Sonia O’Sullivan: Pushing too hard doesn’t always pay

For athletes preparing for Rio Olympics, living in the present is key to preparation

“I was so much more on the edge going into the 1996 Olympic year, thinking about nothing else but winning the gold medal in Atlanta,” says Sonia O’Sullivan. Photograph: Julian Finney/Getty Images

“I was so much more on the edge going into the 1996 Olympic year, thinking about nothing else but winning the gold medal in Atlanta,” says Sonia O’Sullivan. Photograph: Julian Finney/Getty Images

 

A new year, a new diary and, for some athletes, entering 2016 brings the sudden realisation that the Olympic Games are now only a matter of months away.

It doesn’t seem all that long ago since I was immersed in preparation with Team Ireland for London 2012. It’s a strange feeling when the Olympics can so totally consume your life – first as an athlete, then as the chef de mission in 2012 – only this year I’m a casual observer, still uncertain what role if any that I will play in Rio this summer.

One thing is for sure: I’m looking forward with interest to see how the Irish team grows over the coming months. There is a feeling that these could be an Olympics where athletes will be competing on a more level playing field than in recent times.

It is still uncertain if the Russian Federation will be allowed to compete in Rio, but it puts out a warning to those tempted by short cuts that eventually you will be found out.

I always prefer to look ahead and not spend too much time reflecting on years gone by. However, Olympic years always bring back memories of dreams and hopes and that rollercoaster lifestyle I used to live in the 1990s and into the new millennium.

Recovering

Entering into 2000, with the Sydney Olympics later that summer, I was recovering from an injury as a result of an overly enthusiastic return to training and racing after the birth of my daughter Ciara. It all seemed very easy competing with the world’s best in races such as at the Great North Run and setting a world best over five miles on the streets of Loughrea.

Somehow I skipped a few important bits along the way and before I knew it my running was stopped in its tracks. It was back to the drawing board: eight weeks of no running and a very intense rehabilitation programme.

Second Captains

The only Chris tmas present I wanted in 1999 was to be back running, and my only goal for 2000 was to get back racing. I was down in Australia around the time too and started back training at Falls Creek, high up in the Australian Alps, some 400km outside Melbourne.

These days I am a little reluctant to go to Falls Creek. For so long my only purpose was intense training and a strict routine with no distraction. Then last week I was asked to come along and speak to the young athletes training at Falls Creek, giving me a purpose to go back and enjoy the rare mountain air.

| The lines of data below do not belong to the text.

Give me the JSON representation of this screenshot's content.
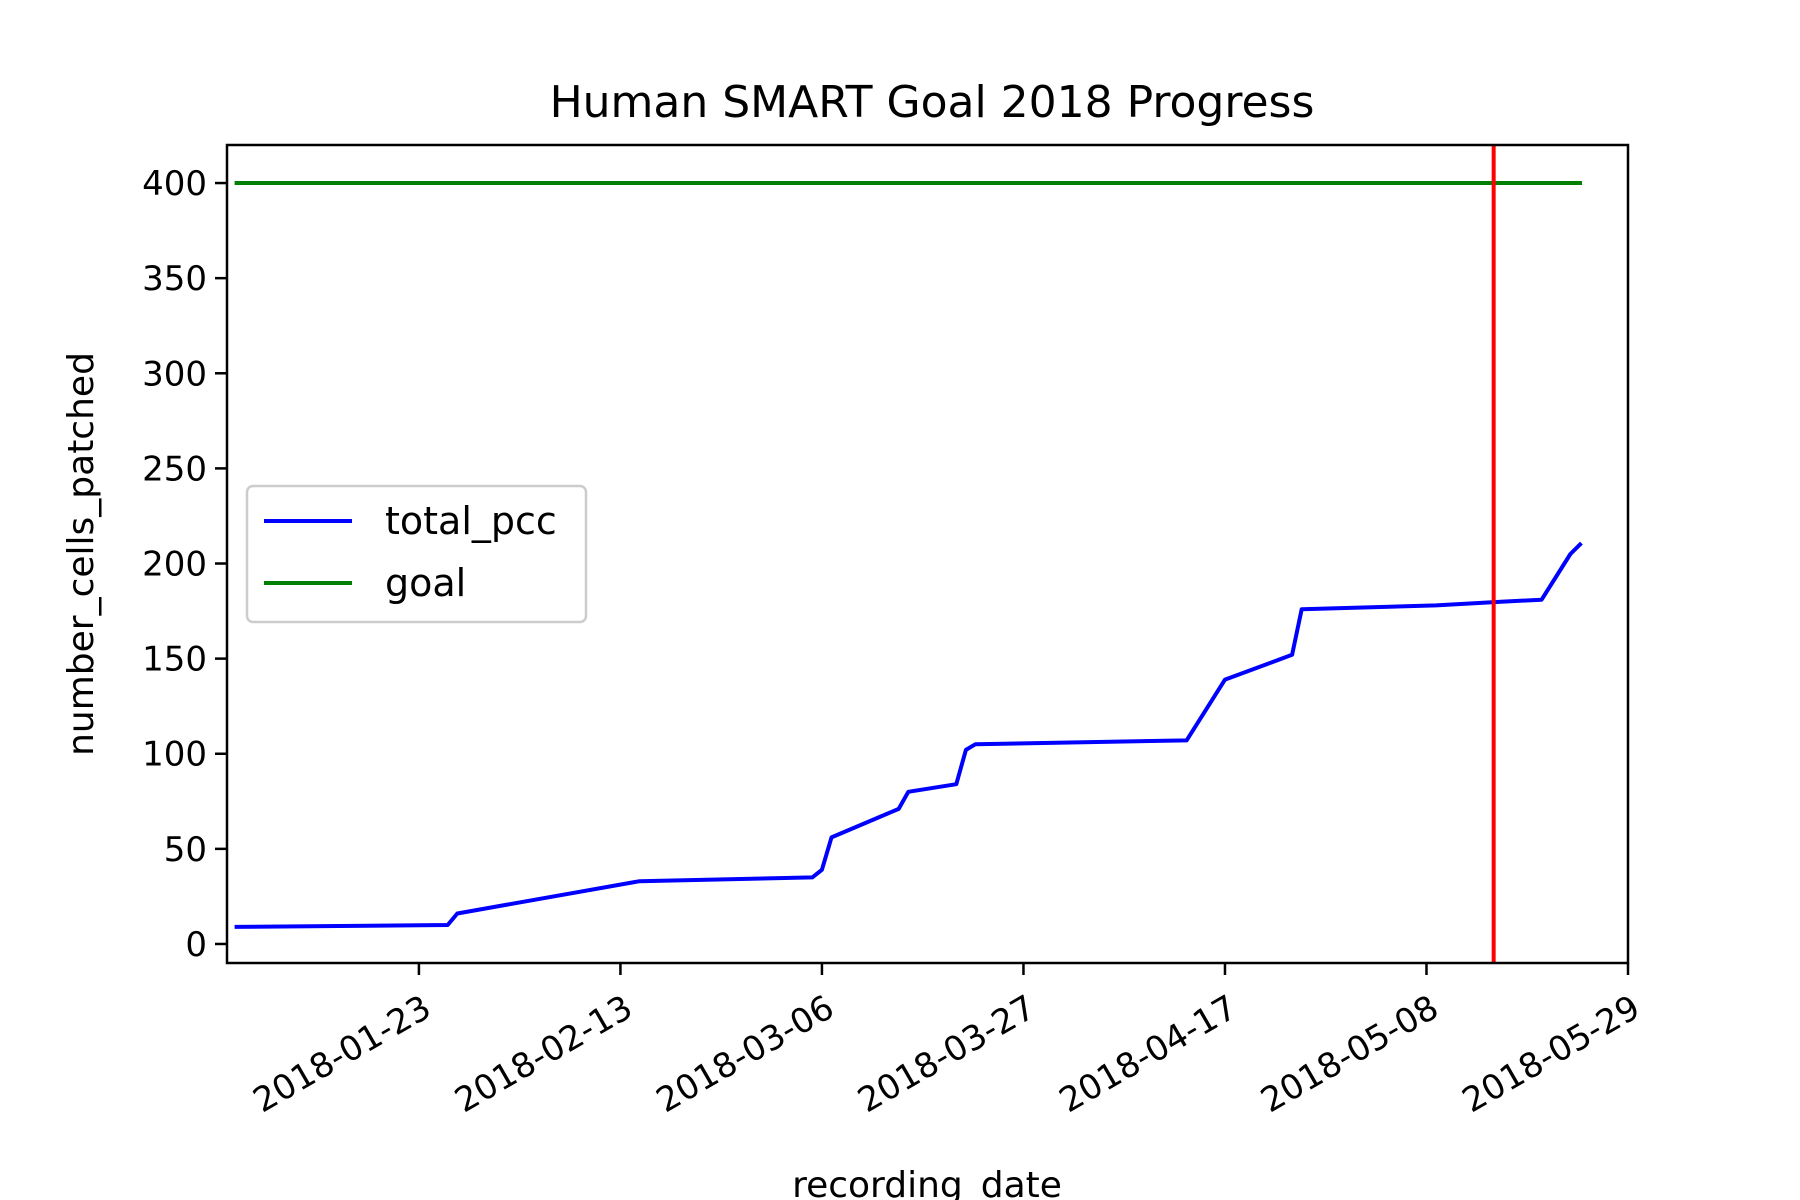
{
  "chart_data": {
    "type": "line",
    "title": "Human SMART Goal 2018 Progress",
    "xlabel": "recording_date",
    "ylabel": "number_cells_patched",
    "x_ticks": [
      "2018-01-23",
      "2018-02-13",
      "2018-03-06",
      "2018-03-27",
      "2018-04-17",
      "2018-05-08",
      "2018-05-29"
    ],
    "y_ticks": [
      0,
      50,
      100,
      150,
      200,
      250,
      300,
      350,
      400
    ],
    "xlim": [
      "2018-01-03",
      "2018-05-29"
    ],
    "ylim": [
      -10,
      420
    ],
    "legend_position": "center-left",
    "grid": false,
    "series": [
      {
        "name": "total_pcc",
        "color": "#0000ff",
        "points": [
          [
            "2018-01-04",
            9
          ],
          [
            "2018-01-26",
            10
          ],
          [
            "2018-01-27",
            16
          ],
          [
            "2018-02-15",
            33
          ],
          [
            "2018-03-05",
            35
          ],
          [
            "2018-03-06",
            39
          ],
          [
            "2018-03-07",
            56
          ],
          [
            "2018-03-14",
            71
          ],
          [
            "2018-03-15",
            80
          ],
          [
            "2018-03-20",
            84
          ],
          [
            "2018-03-21",
            102
          ],
          [
            "2018-03-22",
            105
          ],
          [
            "2018-04-13",
            107
          ],
          [
            "2018-04-17",
            139
          ],
          [
            "2018-04-24",
            152
          ],
          [
            "2018-04-25",
            176
          ],
          [
            "2018-05-09",
            178
          ],
          [
            "2018-05-16",
            180
          ],
          [
            "2018-05-20",
            181
          ],
          [
            "2018-05-23",
            205
          ],
          [
            "2018-05-24",
            210
          ]
        ]
      },
      {
        "name": "goal",
        "color": "#008000",
        "points": [
          [
            "2018-01-04",
            400
          ],
          [
            "2018-05-24",
            400
          ]
        ]
      }
    ],
    "vertical_line": {
      "x": "2018-05-15",
      "color": "#ff0000"
    }
  }
}
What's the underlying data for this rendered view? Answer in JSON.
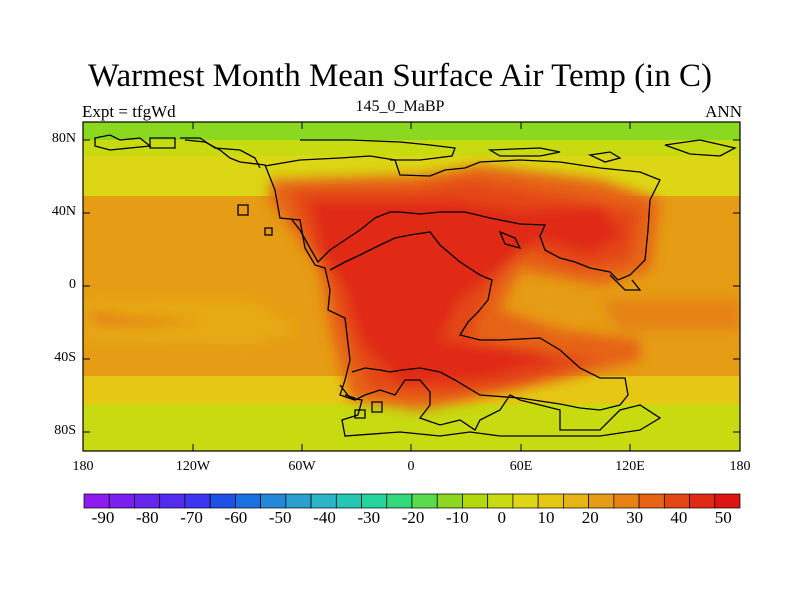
{
  "map": {
    "title": "Warmest Month Mean Surface Air Temp (in C)",
    "experiment_label": "Expt = tfgWd",
    "period_label": "145_0_MaBP",
    "season_label": "ANN",
    "lat_ticks": [
      "80N",
      "40N",
      "0",
      "40S",
      "80S"
    ],
    "lon_ticks": [
      "180",
      "120W",
      "60W",
      "0",
      "60E",
      "120E",
      "180"
    ]
  },
  "colorbar": {
    "labels": [
      "-90",
      "-80",
      "-70",
      "-60",
      "-50",
      "-40",
      "-30",
      "-20",
      "-10",
      "0",
      "10",
      "20",
      "30",
      "40",
      "50"
    ],
    "colors": [
      "#8c1cf0",
      "#7a1ff0",
      "#6626f0",
      "#522df0",
      "#3c36f0",
      "#1d50e6",
      "#1970e0",
      "#2288d8",
      "#2a9fd0",
      "#2bb6c8",
      "#23c7b4",
      "#25d49c",
      "#32d87a",
      "#58dc4c",
      "#8ad820",
      "#b2d80e",
      "#c8da10",
      "#dcd614",
      "#e6c814",
      "#e6b414",
      "#e69c14",
      "#e68214",
      "#e66414",
      "#e44614",
      "#e02a14",
      "#dc1414"
    ]
  }
}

It’s difficult to describe the sight last week as dozens of runners, of various abilities, were setting off on 1km repetitions, in perfect weather and the perfect training environment. This was the same stretch of Falls Creek that I ran at the start of 2000, with only my husband Nic with Ciara on his back for company.

Only a very small percentage of these athletes will toe the line in Rio, but they are all living the dream and chasing personal goals and setting down the markers early in 2016.

In the case of Rio, just seven months away, or any goal for the year ahead, living in the present is often the best way to contain what might be on the horizon. In some ways I was forced into this approach going into the 2000 Olympics, because of injury: I worked my way back, step by step, day by day, then came to Sydney ready to perform, winning the silver medal.

In contrast I was so much more on the edge going into the 1996 Olympic year, thinking about nothing else but winning the gold medal in Atlanta that summer. As reigning World Champion the pressure and expectation was all around me, and I soon discovered that just one stray thought could upset the path to glory.

From the outside, everything looked perfect, a lifestyle of training and racing. But driving too hard in search of perfection upset the balance and caused me to question every single thing I did. These questions then caused me to lose the belief and stability in what I was doing, and more importantly in those around me, who were also trying to guide me on this Olympic path. 

Maths problem

Setting goals can be like solving a maths problem; you know the solution you want to get to and the answer that will satisfy you.

Still it’s always better to work through the process rather than to try to jump ahead and miss something that could leave you retracing your steps and sometimes even having to wipe the slate clean.

Of course, to achieve great things, sometimes risks must also be taken. Being overly conservative is not the best approach either. You have to get the balance right to be successful.

Thinking back on my Olympic years and my goals, the smaller, steady and more manageable steps usually brought me closer to success and satisfaction. Never lose sight of the here and now, all the while knowing there are miles to run and dreams to chase.